Sorry my dear – from bad to worse

Four things over the weekend reflected my disgust with our current politics in Canberra.

The AFR had a luncheon interview with the Sydney silk, Bret Walker, S C.  I do not know the man, but he is reputed to be extremely able, and at the highest level.  I have admired the strength and dignity of his opposition to the latest vote-chasing excess of our Prime Minister about citizenship – as if some twerp like him could deny me my Australian-hood or my rights.  The interview concluded: ‘I remain behind in Hunter Street’s Mini-Gotham City, drinking the remnants of the wine, trying to work out why his presence makes feel better to be an Australian.’  What a remarkably fine compliment this was for a barrister!  It put me instantly in mind of the silk played by Budd Tingwell in the movie The Castle, whose campaign for the rights of man actually made us look not only useful, but good.  And one thing is so clear – it will never be said of any of those frightful bastards currently infesting Canberra that they make us feel better to be Australian.

The horror of it all was brought home by the headline on page four of the same paper: PM seizes on Labor terror division.  This brings home the complicity of our press in our national disgrace.  Our Prime Minister was quoted as saying that the problem with allowing the court to decide was that ‘the terror suspects could get off.’  In the sweet name of the son of the carpenter, is there anyone out there – anyone – who falls for this kind of bullshit – from a serial idiot who only thrives on conflict?  Well, the paper said that a poll shows 80% of Australians is in favour of the idea, and that is more than enough for our Prime Minister.

Mr Abbott glories in sending out the Royal Australian Navy against unarmed refugees who could not afford the air fare, and he is currently deploying the Royal Australian Air Force to kill Muslims in a sectarian war on the other side of the word to improve our security against Muslims on this side of the world   There are arguments either way on these conflicts, from anyone but the ludicrously named Opposition, just as there were about the role of the Vatican in the Crusades in the Middle Ages, but not about the sense of this idiot’s child-like mantras – ‘people smugglers’ and ‘death cults’.

And what does the vapid obscurantism of Mr Shorten have to offer against this arrant pugilism of Mr Abbott?  He leaves the fight to those libertarian heroes like Christopher Pyne and Doctor Death (who wants to hand out instruction on Ideal Marriage at my expense).  So, we have a man with no brains against a man with no guts.  A man who believes in nothing against a man who stands for nothing.  Two silly bad boys behind the shelter shed, daring each other to flash their willies.  It really is too awful to contemplate.

It is a condition that is caught by a phrase of George Eliot in Middlemarch that I read on Sunday.  A frightful cleric (Mr Casaubon, for those who know the novel) marries the belle of the village, to the disgust of at least one admirer.

But the idea of this dried up pedant, this elaborator of small explanations about as important as the surplus stock of false antiquities kept in a vendor’s back chamber, having first got this adorable young creature to marry him, and then passing his honeymoon away from her, groping after his mouldy futilities….this sudden picture stirred him with a sort of comic disgust: he was divided between the impulse to laugh aloud and the equally unseasonable impulse to burst into scornful invective.

A sort of comic disgust.  There you have it – exactly!  You do not know whether to laugh or cry.  That is what Mr Abbott and Mr Shorten do to you.  But I fear that the first may be worse because he has no idea of just how stupid and dangerous he is.  And his camp followers may be worse, because they are all the quicker to take offence, as if there were something there in the first place.  In the name of heaven, this clown cannot even change his own tie.

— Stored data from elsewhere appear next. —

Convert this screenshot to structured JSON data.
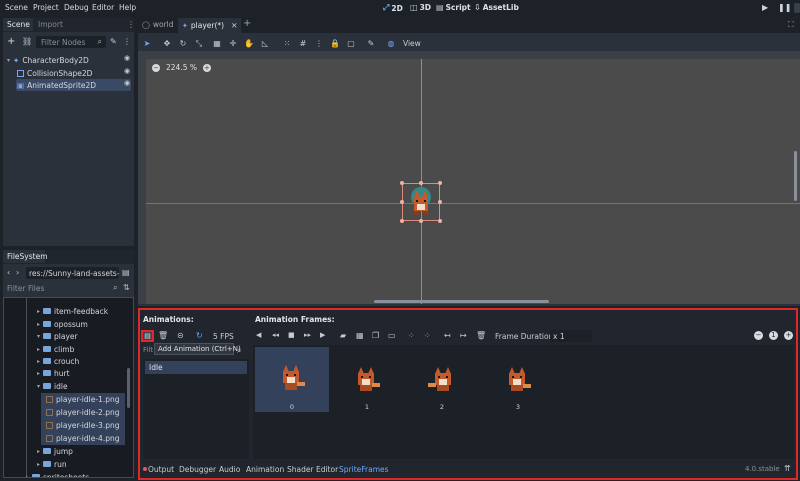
{
  "menu": {
    "items": [
      "Scene",
      "Project",
      "Debug",
      "Editor",
      "Help"
    ]
  },
  "workspaces": {
    "w2d": "2D",
    "w3d": "3D",
    "script": "Script",
    "assetlib": "AssetLib"
  },
  "scene_dock": {
    "tabs": [
      "Scene",
      "Import"
    ],
    "filter_placeholder": "Filter Nodes",
    "nodes": [
      "CharacterBody2D",
      "CollisionShape2D",
      "AnimatedSprite2D"
    ]
  },
  "filesystem": {
    "tab": "FileSystem",
    "path": "res://Sunny-land-assets-file",
    "filter_placeholder": "Filter Files",
    "items": [
      "item-feedback",
      "opossum",
      "player",
      "climb",
      "crouch",
      "hurt",
      "idle",
      "player-idle-1.png",
      "player-idle-2.png",
      "player-idle-3.png",
      "player-idle-4.png",
      "jump",
      "run",
      "spritesheets"
    ]
  },
  "editor_tabs": {
    "tab1": "world",
    "tab2": "player(*)"
  },
  "viewport": {
    "view_menu": "View",
    "zoom": "224.5 %"
  },
  "sprite_frames": {
    "animations_label": "Animations:",
    "frames_label": "Animation Frames:",
    "fps": "5 FPS",
    "tooltip": "Add Animation (Ctrl+N)",
    "filter_prefix": "Filt",
    "animation_list": [
      "Idle"
    ],
    "frame_duration_label": "Frame Duration:",
    "frame_duration_value": "x 1",
    "frames": [
      "0",
      "1",
      "2",
      "3"
    ]
  },
  "bottom_tabs": [
    "Output",
    "Debugger",
    "Audio",
    "Animation",
    "Shader Editor",
    "SpriteFrames"
  ],
  "version": "4.0.stable",
  "colors": {
    "accent": "#5fa8ff",
    "highlight_box": "#e02828",
    "selection": "#34415a"
  }
}
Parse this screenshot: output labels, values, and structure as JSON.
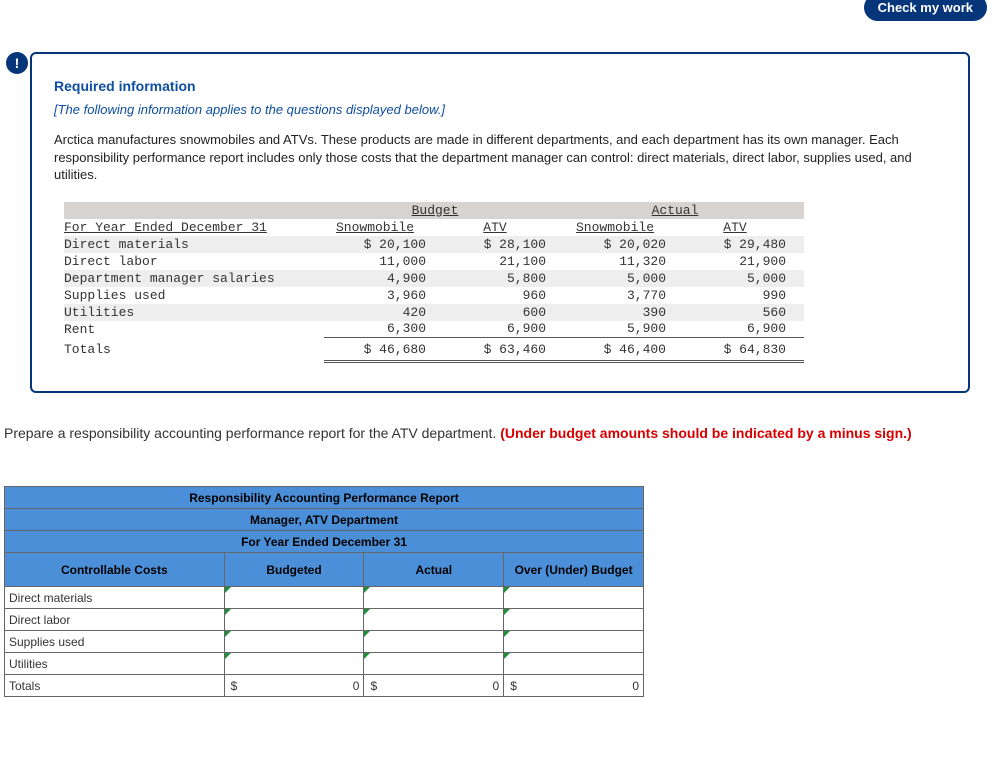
{
  "topButton": "Check my work",
  "exclamation": "!",
  "info": {
    "title": "Required information",
    "note": "[The following information applies to the questions displayed below.]",
    "body": "Arctica manufactures snowmobiles and ATVs. These products are made in different departments, and each department has its own manager. Each responsibility performance report includes only those costs that the department manager can control: direct materials, direct labor, supplies used, and utilities."
  },
  "dtable": {
    "period": "For Year Ended December 31",
    "h_budget": "Budget",
    "h_actual": "Actual",
    "h_snow": "Snowmobile",
    "h_atv": "ATV",
    "rows": [
      {
        "label": "Direct materials",
        "bs": "$ 20,100",
        "ba": "$ 28,100",
        "as": "$ 20,020",
        "aa": "$ 29,480"
      },
      {
        "label": "Direct labor",
        "bs": "11,000",
        "ba": "21,100",
        "as": "11,320",
        "aa": "21,900"
      },
      {
        "label": "Department manager salaries",
        "bs": "4,900",
        "ba": "5,800",
        "as": "5,000",
        "aa": "5,000"
      },
      {
        "label": "Supplies used",
        "bs": "3,960",
        "ba": "960",
        "as": "3,770",
        "aa": "990"
      },
      {
        "label": "Utilities",
        "bs": "420",
        "ba": "600",
        "as": "390",
        "aa": "560"
      },
      {
        "label": "Rent",
        "bs": "6,300",
        "ba": "6,900",
        "as": "5,900",
        "aa": "6,900"
      }
    ],
    "totalLabel": "Totals",
    "totals": {
      "bs": "$ 46,680",
      "ba": "$ 63,460",
      "as": "$ 46,400",
      "aa": "$ 64,830"
    }
  },
  "instruction": {
    "main": "Prepare a responsibility accounting performance report for the ATV department. ",
    "red": "(Under budget amounts should be indicated by a minus sign.)"
  },
  "ans": {
    "t1": "Responsibility Accounting Performance Report",
    "t2": "Manager, ATV Department",
    "t3": "For Year Ended December 31",
    "h_cc": "Controllable Costs",
    "h_bud": "Budgeted",
    "h_act": "Actual",
    "h_ovr": "Over (Under) Budget",
    "rows": [
      "Direct materials",
      "Direct labor",
      "Supplies used",
      "Utilities"
    ],
    "totLabel": "Totals",
    "cur": "$",
    "zero": "0"
  }
}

Then I was listening to Frank Sinatra over Sunday dinner, in the glow of a rare Demons’ win (and another predicted loss by the Storm at Origin time).  Sinatra’s 1976 recording of Send in the clowns by Stephen Sondheim with a solo piano is a remarkable distillation of anger and despair presented with a sombre but lyrical force.  The last two verses speak directly to our condition.

Don’t you love farce?
My fault I fear.
I thought that you’d want what I want.
Sorry, my dear.
But where are the clowns?
Quick, send in the clowns.
Don’t bother, they’re here.

Isn’t it rich?
Isn’t it queer,
Losing my timing this late
In my career?
And where are the clowns?
There ought to be clowns.
Well, maybe next year.

Finally, fuelled by the music and the roast and the red, there came back to me the recollection of the cause of death of Dylan Thomas, the Welsh poet who was gone on booze and drugs – or at least the cause of death asserted on his death certificate, because medical science knows no such condition: Insult to the brain. 

Canberra may not kill us, but it is doing nothing for our life.